I think the documentation is clear, I just made an incorrect assumption.

> 
>> Also, if we know a size change is a tautology, you could move the
>> get_has_size_change() check to be first and save a few CPU cycles.
>>
>> Other than that, LGTM!
>>
>> I went ahead and made that change and added (at least a start) on the
>> documentation/tests. I don't have access to make a branch, so I just sent a
>> patch separately. We can continue discussion there as needed.
> 
> Thanks a lot for moving forward on this!
> 
> I'll wait for your feedback on these comments and we can proceed with
> merging your patch accordingly.  In the mean time, if I have comments,
> I'll follow-up on the patch thread, indeed.
> 

Sounds good, thank you!

- John
Comment 5 Dodji Seketeli 2023-11-13 13:28:38 UTC
I have reviewed and amended the patch at
https://inbox.sourceware.org/libabigail/8734xh3j1o.fsf@seketeli.org/.

It works for me, but I am waiting for your feedback to apply it to the
master branch of the Git repository.

Many thanks!
Comment 6 John Moon 2023-11-15 04:58:33 UTC
Thanks for pushing it across the finish line!
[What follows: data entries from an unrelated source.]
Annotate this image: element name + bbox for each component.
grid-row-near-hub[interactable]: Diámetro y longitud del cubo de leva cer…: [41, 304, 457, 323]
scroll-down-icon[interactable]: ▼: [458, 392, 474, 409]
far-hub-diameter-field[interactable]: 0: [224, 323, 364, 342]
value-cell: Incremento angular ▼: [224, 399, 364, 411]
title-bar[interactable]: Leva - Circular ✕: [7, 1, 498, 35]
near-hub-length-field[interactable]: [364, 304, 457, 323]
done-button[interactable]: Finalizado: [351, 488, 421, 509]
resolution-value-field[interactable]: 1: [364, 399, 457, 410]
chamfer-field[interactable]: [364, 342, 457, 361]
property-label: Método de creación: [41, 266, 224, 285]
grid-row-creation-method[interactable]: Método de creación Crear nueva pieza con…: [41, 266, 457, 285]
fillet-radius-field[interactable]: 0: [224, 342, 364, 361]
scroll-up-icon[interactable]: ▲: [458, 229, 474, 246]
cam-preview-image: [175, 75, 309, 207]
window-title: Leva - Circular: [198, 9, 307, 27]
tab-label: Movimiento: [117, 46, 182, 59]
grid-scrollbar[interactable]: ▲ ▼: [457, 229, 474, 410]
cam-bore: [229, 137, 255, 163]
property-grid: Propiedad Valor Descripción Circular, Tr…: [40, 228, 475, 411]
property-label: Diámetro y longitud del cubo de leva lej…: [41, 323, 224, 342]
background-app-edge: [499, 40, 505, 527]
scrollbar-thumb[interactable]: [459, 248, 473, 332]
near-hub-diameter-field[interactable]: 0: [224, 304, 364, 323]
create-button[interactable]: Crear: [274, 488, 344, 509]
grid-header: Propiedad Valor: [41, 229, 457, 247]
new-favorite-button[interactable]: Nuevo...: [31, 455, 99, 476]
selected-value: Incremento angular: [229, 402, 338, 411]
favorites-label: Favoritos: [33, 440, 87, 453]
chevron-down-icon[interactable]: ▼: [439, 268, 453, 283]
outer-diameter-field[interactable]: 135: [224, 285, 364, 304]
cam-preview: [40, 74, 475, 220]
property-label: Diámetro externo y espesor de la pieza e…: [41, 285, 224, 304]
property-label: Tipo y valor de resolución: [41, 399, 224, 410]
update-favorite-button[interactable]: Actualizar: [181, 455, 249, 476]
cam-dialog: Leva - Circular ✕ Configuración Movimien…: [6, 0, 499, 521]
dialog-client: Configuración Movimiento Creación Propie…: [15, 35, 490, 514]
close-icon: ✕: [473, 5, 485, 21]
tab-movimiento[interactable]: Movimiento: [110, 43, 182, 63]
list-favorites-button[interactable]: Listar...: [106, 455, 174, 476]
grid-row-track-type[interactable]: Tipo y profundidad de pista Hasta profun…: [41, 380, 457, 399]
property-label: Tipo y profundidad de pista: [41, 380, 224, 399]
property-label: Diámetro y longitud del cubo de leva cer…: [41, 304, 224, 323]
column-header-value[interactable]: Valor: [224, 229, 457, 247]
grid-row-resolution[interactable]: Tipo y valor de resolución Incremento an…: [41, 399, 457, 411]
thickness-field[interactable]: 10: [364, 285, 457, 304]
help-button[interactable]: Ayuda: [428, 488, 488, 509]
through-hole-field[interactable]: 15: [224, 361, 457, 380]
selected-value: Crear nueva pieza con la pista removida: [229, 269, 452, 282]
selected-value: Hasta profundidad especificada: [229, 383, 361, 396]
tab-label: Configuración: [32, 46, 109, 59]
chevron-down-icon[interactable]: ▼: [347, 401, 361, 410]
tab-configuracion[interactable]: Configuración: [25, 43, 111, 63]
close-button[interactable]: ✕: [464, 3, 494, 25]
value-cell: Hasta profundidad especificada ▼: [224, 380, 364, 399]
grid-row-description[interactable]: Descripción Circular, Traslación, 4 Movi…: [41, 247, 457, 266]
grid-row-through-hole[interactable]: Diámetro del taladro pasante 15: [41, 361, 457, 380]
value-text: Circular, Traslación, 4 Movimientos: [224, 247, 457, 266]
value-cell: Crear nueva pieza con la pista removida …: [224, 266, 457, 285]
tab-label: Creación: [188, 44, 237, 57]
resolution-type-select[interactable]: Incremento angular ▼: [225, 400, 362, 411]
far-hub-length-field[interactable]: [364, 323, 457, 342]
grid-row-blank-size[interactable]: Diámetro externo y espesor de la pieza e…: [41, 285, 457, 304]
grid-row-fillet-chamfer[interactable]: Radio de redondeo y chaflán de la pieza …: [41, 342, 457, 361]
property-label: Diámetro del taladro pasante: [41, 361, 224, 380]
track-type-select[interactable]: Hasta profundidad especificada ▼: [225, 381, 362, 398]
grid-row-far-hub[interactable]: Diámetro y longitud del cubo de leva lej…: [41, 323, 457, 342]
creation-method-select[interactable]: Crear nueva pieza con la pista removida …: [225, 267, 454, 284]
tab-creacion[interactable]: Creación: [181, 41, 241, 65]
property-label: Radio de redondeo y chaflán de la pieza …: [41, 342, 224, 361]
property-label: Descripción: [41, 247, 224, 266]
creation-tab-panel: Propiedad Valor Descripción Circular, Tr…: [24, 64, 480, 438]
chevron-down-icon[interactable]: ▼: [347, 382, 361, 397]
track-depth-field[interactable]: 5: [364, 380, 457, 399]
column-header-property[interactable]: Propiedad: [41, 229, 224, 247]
I just tested it and seems to be working correctly for me. 👍
Comment 7 Dodji Seketeli 2023-11-15 11:48:54 UTC
The patch was applied to the master branch of the git repository at https://sourceware.org/git/?p=libabigail.git;a=commit;h=89ab39de785db5a06e050a3e62bd88e980ab3346 and should be available in libabigail 2.5.

Thank you for filling this enhancement request!